Well, the alleged outlaw, Ehud Olmert, awaits indictment, probably on
charges of fraud, abuse of public trust, maybe bribery, too. The evidence
draws a portrait of a man committed to the good life and political
aggrandizement, but it does not point to a major scheme for financial
bonanza. Olmert was not toppled because of corruption (Sharon and Arafat
both maintained their popularity through multiple corruption scandals), but
because he delivered to Israel its first loss at war – in Lebanon, of
course.
And now Tzipi Livni – scion of a militant dynasty, graduate of Mossad covert
operations, protegee of Arik Sharon – was elected head of the ruling party
in Israel, and she too talks about change, a new way of doing politics, a
preference for peace over territory.

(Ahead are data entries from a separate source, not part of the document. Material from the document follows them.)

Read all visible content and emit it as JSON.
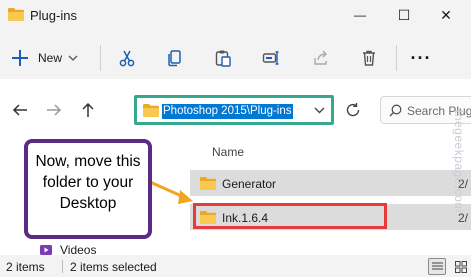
{
  "window": {
    "title": "Plug-ins",
    "minimize_glyph": "—",
    "maximize_glyph": "☐",
    "close_glyph": "✕"
  },
  "toolbar": {
    "new_label": "New",
    "more_glyph": "···"
  },
  "address": {
    "path": "Photoshop 2015\\Plug-ins",
    "search_placeholder": "Search Plug"
  },
  "columns": {
    "name": "Name"
  },
  "files": [
    {
      "name": "Generator",
      "date": "2/"
    },
    {
      "name": "Ink.1.6.4",
      "date": "2/"
    }
  ],
  "sidebar": {
    "visible_item": "Videos"
  },
  "status": {
    "items_count": "2 items",
    "selected": "2 items selected"
  },
  "annotation": {
    "text": "Now, move this folder to your Desktop"
  },
  "watermark": "thegeekpage.com",
  "colors": {
    "address_highlight": "#35a88f",
    "selection_outline": "#e8393c",
    "callout_border": "#5b2a86",
    "arrow": "#f2a51f",
    "folder": "#f4c14a"
  }
}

This is not a course correction, but
the deepening of a direction that had been taken by Sharon and reinforced by
Olmert, his successor. All three had been staunch advocates of “the greater
land of Israel” ideology until recent years. Investing in the occupied
territories had been a mistake, a long and expensive mistake, said Olmert
this morning in a post-election interview.
But can we count on Livni to do the right thing, to sit down and negotiate a
peace that will be acceptable to both sides – a two-state solution that
shares Jerusalem as the capital, a just and viable scenario for the
Palestinian refugees, an equitable distribution of water resources,
investment in the development of Palestine to ensure its economic viability?
Tzipi Livni is not Mother Teresa nor the Dalai Lama. She probably more
closely resembles Alfred Nobel himself, once called a “merchant of death”
for inventing and commercializing dynamite. Livni, too, served the military
establishment in Israel until she left it for a law career. What made her
leave? Rumors abound, but Livni is reticent about this as in other areas.
Will she, like Nobel, also seek a place in history by making up for years of
feeding the war machine?
Livni will have many obstacles, the first being to forge a government
coalition that will include partners who are not on her side. Then she will
have to overcome the deeply rooted existential fear of Israelis, which
peace-making evokes. Finally, she will have to take risks of substance,
facing down the Israeli war makers, standing up to settlers with their
implied threat of a divisive and bloody civil war.
Two years ago, Livni was the only Israeli cabinet member who spoke out
against launching an all-out war in Lebanon at a moment when a frenzy of
vengeance and nationalism gripped the entire nation.
Can we expect more such political and moral courage? Dare we be hopeful?
Or will it again be another good year for the undertaker?